The battery pack in Honda's Civic Hybrid stores electricity in a bank of 132 1.2 V NiMH cells that stores up to 158 V of electrical energy for the integrated motor assist (IMA) motor compared to 144 in previous versions. A new Panasonic dual-module casing reduces weight from previous hybrid battery packs and also allows it to increase efficiency of the electrical flow. The 12% smaller volume of the battery pack accommodates more cargo space.

Energy for the IMA motor is stored in a bank of 120 1.2 V NiMH cells that stores up to 144 V of electrical energy for the IMA motor, as in previous versions. A new Sanyo dual-module casing reduces weight from previous hybrid battery packs and also increases the efficiency of the electrical flow.

Honda has used ultracapacitors on its FCX fuel cell vehicle; however, its next-generation FCX will use Li-ion batteries for the same purpose because Li-ion batteries are lighter and more compact, and offer high output).

Li-ion technology is emerging as the primary candidate to replace NiMH in part because some required developments are supported by the growing dominance of Li-ion in consumer technology, according to Prabhakar Patil, chief executive officer of Compact Power Inc. (www.compactpower.com), a subsidiary of LG Chemicals (www.lgchem.com).

Patil noted that the weight advantage of Li-ion over NiMH materials gives Li-ion batteries a 2x to 3x advantage in energy and power density. “This is significant, as consumers are willing to pay a premium for longer usage time or lighter weight,” he said, adding “Li-ion batterycost on a $/kWh basis is already comparable to Ni-MH and is on track to go further down.”

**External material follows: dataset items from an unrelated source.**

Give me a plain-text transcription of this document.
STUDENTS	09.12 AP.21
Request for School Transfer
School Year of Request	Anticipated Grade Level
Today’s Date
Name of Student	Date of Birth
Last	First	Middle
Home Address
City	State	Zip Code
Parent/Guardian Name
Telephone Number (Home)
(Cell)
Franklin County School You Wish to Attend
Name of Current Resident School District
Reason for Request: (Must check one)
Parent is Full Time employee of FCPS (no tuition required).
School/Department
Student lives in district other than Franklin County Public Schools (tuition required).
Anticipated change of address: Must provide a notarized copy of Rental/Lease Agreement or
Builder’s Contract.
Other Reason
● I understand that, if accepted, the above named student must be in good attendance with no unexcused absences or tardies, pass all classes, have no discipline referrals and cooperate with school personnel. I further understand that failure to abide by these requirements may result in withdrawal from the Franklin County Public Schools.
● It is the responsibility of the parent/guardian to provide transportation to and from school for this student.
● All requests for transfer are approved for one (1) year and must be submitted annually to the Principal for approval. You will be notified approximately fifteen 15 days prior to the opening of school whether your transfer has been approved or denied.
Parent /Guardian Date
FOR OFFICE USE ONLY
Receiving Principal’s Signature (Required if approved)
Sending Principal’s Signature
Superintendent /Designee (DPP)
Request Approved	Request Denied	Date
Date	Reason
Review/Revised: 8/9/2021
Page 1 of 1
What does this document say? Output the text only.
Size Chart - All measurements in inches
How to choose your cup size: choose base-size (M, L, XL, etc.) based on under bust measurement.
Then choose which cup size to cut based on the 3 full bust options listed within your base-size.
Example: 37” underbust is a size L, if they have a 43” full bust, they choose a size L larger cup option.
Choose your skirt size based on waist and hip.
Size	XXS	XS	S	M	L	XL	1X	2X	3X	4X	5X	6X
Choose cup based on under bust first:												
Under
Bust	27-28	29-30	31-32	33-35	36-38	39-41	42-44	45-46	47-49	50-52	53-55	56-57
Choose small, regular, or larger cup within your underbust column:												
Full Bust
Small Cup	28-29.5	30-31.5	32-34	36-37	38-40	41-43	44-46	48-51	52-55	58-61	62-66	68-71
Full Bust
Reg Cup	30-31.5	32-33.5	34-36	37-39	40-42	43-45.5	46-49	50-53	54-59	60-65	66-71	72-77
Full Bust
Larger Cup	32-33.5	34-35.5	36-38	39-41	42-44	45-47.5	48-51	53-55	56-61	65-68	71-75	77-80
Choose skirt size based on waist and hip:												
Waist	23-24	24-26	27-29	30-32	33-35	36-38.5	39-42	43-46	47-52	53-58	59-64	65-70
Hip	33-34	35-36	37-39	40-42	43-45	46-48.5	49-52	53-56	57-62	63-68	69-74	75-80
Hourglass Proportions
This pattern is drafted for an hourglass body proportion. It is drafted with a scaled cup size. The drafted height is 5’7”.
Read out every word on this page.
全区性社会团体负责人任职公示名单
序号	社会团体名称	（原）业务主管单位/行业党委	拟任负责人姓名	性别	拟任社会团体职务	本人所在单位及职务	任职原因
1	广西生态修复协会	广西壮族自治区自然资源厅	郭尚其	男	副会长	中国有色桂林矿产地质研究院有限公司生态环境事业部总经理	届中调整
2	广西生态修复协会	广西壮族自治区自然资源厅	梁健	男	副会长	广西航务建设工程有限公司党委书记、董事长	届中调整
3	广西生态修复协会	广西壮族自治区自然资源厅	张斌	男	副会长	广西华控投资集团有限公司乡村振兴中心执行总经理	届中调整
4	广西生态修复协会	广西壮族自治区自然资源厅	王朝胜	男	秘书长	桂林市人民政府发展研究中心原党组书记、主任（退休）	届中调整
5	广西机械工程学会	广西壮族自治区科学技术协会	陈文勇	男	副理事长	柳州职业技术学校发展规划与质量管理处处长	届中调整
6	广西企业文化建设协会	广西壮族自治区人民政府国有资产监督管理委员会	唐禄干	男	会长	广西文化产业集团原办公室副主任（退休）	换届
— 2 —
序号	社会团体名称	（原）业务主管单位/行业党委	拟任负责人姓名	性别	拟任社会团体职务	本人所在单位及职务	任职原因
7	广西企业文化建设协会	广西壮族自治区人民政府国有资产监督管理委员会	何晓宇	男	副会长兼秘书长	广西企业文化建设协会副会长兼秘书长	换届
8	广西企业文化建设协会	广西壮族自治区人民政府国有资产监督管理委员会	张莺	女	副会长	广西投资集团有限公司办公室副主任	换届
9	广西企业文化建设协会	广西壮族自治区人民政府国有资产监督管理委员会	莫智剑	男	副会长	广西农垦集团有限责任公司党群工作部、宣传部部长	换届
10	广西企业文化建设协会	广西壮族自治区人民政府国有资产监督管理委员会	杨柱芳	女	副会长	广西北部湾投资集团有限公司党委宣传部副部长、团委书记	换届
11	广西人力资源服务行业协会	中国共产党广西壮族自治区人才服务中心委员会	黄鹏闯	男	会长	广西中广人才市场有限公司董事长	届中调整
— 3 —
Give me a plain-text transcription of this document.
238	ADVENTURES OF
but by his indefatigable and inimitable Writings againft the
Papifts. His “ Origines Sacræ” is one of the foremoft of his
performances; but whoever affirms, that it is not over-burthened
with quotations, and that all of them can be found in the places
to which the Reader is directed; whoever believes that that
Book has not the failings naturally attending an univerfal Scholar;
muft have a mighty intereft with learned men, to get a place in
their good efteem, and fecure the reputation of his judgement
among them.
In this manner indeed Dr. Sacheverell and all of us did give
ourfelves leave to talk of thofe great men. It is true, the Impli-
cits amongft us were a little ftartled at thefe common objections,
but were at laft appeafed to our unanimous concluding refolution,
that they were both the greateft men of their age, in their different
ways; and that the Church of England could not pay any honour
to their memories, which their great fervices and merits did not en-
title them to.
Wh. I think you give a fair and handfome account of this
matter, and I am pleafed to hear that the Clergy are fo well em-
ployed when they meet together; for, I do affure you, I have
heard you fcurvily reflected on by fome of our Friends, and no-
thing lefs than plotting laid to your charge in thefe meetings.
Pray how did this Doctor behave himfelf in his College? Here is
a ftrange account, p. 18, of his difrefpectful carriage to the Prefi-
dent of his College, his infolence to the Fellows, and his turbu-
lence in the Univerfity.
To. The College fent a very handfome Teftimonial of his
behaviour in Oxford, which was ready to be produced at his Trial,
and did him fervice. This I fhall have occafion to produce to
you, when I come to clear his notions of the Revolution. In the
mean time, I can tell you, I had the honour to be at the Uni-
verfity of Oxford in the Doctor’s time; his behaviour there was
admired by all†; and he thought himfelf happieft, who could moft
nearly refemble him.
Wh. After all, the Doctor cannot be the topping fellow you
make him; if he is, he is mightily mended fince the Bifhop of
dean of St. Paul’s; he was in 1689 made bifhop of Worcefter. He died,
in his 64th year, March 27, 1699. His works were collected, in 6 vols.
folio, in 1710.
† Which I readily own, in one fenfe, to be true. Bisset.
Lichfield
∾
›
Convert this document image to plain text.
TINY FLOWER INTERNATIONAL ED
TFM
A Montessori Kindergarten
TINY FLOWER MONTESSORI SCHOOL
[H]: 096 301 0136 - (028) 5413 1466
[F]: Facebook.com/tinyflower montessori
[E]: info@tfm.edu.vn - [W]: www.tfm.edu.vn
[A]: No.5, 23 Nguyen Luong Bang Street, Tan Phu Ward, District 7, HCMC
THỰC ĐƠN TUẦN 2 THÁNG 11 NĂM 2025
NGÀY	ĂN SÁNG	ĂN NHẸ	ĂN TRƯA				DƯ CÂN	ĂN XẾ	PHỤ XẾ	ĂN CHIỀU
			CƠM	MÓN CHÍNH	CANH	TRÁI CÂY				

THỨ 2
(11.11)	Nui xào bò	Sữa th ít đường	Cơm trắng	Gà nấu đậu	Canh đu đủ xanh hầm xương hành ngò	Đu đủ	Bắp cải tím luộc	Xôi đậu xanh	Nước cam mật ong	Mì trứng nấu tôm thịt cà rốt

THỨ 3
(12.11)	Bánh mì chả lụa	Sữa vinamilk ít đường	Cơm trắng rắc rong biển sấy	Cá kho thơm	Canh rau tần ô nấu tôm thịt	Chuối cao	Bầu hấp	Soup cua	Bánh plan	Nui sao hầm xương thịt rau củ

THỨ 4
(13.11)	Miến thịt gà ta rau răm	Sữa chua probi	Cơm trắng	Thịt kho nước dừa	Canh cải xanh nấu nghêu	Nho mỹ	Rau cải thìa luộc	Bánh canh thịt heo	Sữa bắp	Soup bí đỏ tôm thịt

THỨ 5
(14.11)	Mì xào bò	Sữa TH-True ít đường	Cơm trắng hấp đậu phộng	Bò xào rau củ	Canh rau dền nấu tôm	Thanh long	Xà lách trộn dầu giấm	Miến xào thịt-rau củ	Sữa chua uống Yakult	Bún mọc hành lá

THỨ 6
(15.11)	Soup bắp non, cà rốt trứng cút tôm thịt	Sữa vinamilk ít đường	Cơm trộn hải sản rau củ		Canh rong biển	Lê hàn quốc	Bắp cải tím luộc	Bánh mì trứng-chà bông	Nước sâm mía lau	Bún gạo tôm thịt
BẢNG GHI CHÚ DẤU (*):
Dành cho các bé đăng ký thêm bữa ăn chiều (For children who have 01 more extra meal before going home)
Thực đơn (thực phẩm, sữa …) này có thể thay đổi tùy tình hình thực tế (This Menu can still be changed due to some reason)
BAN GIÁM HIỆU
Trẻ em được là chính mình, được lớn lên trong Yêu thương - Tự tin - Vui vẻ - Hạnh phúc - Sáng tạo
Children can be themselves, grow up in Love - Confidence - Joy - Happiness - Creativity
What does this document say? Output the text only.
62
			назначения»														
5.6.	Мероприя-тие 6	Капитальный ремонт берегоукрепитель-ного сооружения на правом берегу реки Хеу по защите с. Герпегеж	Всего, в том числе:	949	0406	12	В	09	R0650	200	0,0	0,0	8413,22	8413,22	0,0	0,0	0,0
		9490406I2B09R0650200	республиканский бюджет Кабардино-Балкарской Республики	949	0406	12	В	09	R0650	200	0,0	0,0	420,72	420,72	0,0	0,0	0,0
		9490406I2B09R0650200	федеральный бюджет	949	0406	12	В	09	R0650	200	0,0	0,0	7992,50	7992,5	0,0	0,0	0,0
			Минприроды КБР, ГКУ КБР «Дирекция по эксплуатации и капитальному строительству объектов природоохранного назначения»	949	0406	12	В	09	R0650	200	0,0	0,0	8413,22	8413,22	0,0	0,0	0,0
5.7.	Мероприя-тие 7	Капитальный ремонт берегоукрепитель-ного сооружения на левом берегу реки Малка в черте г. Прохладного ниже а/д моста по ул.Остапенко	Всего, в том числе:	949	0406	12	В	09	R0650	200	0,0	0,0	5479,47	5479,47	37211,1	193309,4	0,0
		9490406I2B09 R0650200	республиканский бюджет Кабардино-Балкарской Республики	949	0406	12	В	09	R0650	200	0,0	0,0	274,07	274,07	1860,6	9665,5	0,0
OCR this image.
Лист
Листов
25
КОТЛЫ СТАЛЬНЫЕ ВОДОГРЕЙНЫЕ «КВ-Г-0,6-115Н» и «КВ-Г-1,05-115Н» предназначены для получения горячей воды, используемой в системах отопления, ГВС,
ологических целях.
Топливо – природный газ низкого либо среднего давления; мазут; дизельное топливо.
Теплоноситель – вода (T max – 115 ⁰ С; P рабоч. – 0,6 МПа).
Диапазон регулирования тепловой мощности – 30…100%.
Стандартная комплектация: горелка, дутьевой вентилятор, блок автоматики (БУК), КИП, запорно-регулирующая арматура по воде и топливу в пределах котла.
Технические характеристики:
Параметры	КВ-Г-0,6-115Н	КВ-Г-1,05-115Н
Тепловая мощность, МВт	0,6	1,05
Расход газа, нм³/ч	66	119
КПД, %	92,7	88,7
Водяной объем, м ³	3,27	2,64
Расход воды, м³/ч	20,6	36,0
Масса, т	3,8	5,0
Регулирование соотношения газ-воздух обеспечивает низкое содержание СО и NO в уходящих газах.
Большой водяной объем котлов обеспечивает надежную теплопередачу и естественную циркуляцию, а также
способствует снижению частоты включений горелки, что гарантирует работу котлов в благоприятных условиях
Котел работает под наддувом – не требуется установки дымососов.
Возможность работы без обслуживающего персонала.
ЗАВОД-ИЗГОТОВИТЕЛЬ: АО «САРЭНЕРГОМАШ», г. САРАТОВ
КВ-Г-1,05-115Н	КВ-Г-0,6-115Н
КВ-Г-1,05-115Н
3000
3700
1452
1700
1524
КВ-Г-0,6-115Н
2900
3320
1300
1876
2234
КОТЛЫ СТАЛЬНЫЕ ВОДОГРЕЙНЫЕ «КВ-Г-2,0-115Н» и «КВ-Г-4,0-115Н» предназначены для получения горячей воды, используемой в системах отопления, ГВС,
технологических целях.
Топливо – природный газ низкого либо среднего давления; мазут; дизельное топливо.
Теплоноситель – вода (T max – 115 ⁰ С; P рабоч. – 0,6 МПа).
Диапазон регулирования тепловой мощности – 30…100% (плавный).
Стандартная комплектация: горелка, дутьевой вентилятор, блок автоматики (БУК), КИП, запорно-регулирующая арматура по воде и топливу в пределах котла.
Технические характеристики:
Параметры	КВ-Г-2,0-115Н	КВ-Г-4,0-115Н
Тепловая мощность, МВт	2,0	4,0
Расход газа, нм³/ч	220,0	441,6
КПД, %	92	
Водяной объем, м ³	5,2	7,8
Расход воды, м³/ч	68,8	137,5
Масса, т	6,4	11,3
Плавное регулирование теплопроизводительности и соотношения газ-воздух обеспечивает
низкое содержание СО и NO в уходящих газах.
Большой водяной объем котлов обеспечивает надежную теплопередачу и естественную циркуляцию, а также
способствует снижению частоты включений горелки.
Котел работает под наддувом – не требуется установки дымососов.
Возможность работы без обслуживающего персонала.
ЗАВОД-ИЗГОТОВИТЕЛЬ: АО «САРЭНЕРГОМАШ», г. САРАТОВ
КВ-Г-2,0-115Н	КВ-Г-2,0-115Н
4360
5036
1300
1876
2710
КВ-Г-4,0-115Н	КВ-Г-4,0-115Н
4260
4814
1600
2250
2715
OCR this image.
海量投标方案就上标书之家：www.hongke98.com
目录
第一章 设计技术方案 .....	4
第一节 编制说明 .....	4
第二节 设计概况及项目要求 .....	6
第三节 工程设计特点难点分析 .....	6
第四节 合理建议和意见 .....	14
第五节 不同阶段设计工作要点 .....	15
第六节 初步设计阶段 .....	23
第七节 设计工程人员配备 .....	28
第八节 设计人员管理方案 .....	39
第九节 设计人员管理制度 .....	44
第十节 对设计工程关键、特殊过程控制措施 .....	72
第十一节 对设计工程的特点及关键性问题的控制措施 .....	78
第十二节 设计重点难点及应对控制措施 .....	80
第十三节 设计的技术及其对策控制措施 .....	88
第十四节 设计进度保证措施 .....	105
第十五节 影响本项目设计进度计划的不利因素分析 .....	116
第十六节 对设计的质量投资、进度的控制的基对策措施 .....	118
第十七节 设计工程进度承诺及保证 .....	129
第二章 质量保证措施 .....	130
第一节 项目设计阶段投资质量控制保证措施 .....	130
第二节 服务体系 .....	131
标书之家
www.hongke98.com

Patil explained that when Sony (www.sony.com) commercialized Li-ion batteries in 1991, it introduced a graphite carbon as the anode material, pairing it with a metal oxide cathode (LiCoO2). “In Li-ion batteries, lithium ions leave the metal oxide cathode during charge and intercalate into the graphite carbon anode. The reverse happens on discharge,” he said.

Battery firms are focusing their research effort on development of new cathode materials, according to Patil, with a goal of replacing LiCoO2, which is costly because it contains cobalt and also has less than desirable abuse tolerance, especially on overcharge and internal shorting.

“The focus now is on Ni-based, layered cathodes that have better thermal stability than LiCoO2, but still have drawbacks based on price, abuse tolerance and low-temperature performance,” Patil said, adding that LiMn2O4 and LiFePO4 are robust with respect to thermal runaways on overcharge and internal shorts. “A combination of abuse-resistant cathode and chemistry, selection of appropriate voltage windows, and hardware and software system-level protection mechanisms can be used to make Li-ion batteries abuse-tolerant.”

Valence Technology Inc. (www.valence.com) offers U-Charge large-format Li-ion batteries based on the firm's Saphion technology, which is said to eliminate many of the safety issues associated with traditional oxide-based lithium-ion battery technologies. The batteries are said to deliver greater energy density and better reliability at a lower cost of ownership than lead-acid batteries, and to offer better cycle and battery life compared to NiMH nickel batteries of the same power.